Jeanette Marie Nuñez (née Sanchez; born June 6, 1972) is an American businesswoman and politician serving as the 20th lieutenant governor of Florida since 2019. A member of the Republican Party, she represented Miami-Dade County in the Florida House of Representatives from 2010 to 2018, also serving as speaker pro tempore for her final two years in the office. Nuñez is the first Latina to serve as Florida lieutenant governor.

Early life and education
Nuñez was born in Miami to a Cuban father Victor C. Sanchez and Teresita Sanchez and is one of three daughters. In 1994, she earned a Bachelor of Arts degree in political science and international relations from Florida International University (FIU). In 1998, Nuñez completed her Master of Public Administration at FIU.

Career 
Her first job after completing her undergraduate studies was as an aide to State Senator Alex Diaz de la Portilla. Nuñez later entered the health care industry, working as the vice-president of government affairs at Jackson Health System. Nuñez also worked for Florida International University as an adjunct professor and advisor. She also served as the vice-president of external affairs at Kendall Regional Medical Center and Aventura Hospital & Medical Center, until becoming the lieutenant governor of Florida.

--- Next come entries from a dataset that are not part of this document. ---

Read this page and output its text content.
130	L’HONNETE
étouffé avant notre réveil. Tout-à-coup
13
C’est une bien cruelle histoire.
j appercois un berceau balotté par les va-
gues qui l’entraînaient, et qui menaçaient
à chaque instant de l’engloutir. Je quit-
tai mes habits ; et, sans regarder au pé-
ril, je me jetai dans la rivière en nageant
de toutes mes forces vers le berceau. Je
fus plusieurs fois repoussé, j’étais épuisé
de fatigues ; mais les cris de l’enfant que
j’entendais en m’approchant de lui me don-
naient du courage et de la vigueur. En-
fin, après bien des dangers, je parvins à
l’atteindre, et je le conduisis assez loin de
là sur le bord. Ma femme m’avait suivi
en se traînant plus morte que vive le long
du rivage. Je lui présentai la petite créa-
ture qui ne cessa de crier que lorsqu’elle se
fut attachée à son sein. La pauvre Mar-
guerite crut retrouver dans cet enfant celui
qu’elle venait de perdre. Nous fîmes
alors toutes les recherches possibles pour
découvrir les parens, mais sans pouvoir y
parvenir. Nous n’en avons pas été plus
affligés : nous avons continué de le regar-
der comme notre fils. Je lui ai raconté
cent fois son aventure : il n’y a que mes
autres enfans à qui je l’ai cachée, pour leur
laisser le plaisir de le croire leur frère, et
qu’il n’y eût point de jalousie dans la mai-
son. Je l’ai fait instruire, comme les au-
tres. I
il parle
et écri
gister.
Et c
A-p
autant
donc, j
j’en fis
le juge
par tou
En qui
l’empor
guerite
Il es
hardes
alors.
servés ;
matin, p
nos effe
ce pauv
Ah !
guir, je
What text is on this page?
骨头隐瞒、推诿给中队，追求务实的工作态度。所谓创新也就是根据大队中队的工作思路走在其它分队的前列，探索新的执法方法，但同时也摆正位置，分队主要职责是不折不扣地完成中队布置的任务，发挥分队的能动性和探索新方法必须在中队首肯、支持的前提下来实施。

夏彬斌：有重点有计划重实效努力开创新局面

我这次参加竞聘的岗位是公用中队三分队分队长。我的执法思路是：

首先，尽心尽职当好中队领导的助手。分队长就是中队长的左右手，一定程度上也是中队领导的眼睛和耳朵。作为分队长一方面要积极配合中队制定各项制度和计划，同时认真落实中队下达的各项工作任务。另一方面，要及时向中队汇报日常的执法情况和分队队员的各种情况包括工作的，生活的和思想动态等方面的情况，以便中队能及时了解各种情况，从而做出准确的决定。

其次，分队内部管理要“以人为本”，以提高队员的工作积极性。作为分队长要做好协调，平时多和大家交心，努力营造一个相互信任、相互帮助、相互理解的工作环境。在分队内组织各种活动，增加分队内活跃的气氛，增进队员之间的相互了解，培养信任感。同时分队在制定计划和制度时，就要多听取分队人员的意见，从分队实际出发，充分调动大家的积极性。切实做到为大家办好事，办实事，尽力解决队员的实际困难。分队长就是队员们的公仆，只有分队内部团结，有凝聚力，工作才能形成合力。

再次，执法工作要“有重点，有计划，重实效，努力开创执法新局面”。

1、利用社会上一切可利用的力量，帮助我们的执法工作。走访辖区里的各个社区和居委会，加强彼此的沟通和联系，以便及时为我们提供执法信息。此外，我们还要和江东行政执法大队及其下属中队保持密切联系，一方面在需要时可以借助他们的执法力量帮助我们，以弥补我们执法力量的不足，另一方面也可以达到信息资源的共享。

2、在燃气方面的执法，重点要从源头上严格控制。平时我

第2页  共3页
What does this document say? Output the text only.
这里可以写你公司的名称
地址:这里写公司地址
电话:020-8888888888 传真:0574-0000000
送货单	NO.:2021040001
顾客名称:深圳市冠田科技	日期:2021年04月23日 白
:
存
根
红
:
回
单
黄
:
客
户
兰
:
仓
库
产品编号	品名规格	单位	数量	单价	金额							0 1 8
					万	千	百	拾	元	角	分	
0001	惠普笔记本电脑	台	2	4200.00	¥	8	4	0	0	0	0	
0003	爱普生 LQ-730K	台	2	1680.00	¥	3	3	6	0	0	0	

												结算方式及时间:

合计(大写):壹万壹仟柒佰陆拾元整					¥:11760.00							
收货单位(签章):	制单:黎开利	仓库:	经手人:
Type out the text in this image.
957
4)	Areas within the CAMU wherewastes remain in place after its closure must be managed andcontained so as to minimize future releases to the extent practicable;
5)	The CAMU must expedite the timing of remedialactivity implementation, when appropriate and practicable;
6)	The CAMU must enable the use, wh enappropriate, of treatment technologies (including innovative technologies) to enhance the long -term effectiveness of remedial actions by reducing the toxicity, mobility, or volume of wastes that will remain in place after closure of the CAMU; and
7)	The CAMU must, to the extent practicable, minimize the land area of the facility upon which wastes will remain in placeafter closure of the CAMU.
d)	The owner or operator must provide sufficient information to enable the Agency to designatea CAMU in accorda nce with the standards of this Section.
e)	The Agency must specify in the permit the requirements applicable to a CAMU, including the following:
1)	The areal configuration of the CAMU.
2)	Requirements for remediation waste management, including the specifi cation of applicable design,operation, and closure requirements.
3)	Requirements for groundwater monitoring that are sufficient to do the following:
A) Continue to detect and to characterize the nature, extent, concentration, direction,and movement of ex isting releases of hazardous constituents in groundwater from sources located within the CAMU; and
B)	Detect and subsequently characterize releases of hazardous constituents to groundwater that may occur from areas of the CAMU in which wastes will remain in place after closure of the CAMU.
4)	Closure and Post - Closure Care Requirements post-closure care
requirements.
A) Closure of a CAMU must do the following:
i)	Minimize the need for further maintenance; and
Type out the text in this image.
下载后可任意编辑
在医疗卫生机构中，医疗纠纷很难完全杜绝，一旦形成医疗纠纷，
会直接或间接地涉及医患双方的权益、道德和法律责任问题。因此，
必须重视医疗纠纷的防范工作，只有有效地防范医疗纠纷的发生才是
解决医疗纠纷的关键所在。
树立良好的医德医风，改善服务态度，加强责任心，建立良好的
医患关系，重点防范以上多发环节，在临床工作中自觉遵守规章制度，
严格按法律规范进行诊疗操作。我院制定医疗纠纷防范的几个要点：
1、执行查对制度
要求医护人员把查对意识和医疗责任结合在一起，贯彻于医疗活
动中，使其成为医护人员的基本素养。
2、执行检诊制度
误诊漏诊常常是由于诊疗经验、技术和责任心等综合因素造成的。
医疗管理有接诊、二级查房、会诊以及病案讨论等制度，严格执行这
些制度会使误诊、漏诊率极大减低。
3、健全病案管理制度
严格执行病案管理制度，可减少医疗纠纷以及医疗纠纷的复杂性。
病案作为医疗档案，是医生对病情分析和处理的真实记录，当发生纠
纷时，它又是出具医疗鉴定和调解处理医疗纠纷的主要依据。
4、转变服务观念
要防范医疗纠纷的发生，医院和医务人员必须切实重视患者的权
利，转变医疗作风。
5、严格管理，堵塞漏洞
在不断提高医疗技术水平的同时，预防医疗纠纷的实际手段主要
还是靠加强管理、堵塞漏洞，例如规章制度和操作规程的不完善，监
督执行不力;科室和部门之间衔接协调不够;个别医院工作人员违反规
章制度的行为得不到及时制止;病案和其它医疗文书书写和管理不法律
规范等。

Florida House of Representatives 
When incumbent state representative David Rivera was unable to seek re-election in 2010 due to term limits, Nuñez ran to succeed him in the 112th District, which included parts of Broward, Collier, and Miami-Dade counties, stretching from Doral to Naples. In the Republican primary, she faced Juan D'Arce and James Patrick Guerrero, and campaigned on working to pass legislation to "improve the economy" and to "reform the Medicaid program in order to contain the ever-growing costs that affect taxpayers." Ultimately, Nuñez won the primary over her opponents, receiving 66% of the vote to D'Arce's 19% and Guerrero's 15%. Advancing to the general election, she faced Sandra Ruiz, the Democratic nominee and a Doral City councilwoman, and Robert Van Name, an independent candidate. Nuñez campaigned on job creation, noting, "For me, the most important issue for District 112 and in fact for the entire state of Florida is creating jobs, improving the economy and lowering the tax burden for businesses and property owners." The Naples Daily News criticized the nature of the district, noting, "If there is a textbook reason for redistricting reform, this race...would be it," and opined that "there is little sense of Collier connection from either Miami-based candidate." Despite this, they endorsed Nuñez over Ruiz because Nuñez met with the editorial board and Ruiz did not, which they noted was "a dreadful measuring stick for picking such a high-ranking public servant." Ultimately, Nuñez won out over her opponents by a comfortable margin, scoring 56% of the vote to Ruiz's 39% and Van Name's 5%.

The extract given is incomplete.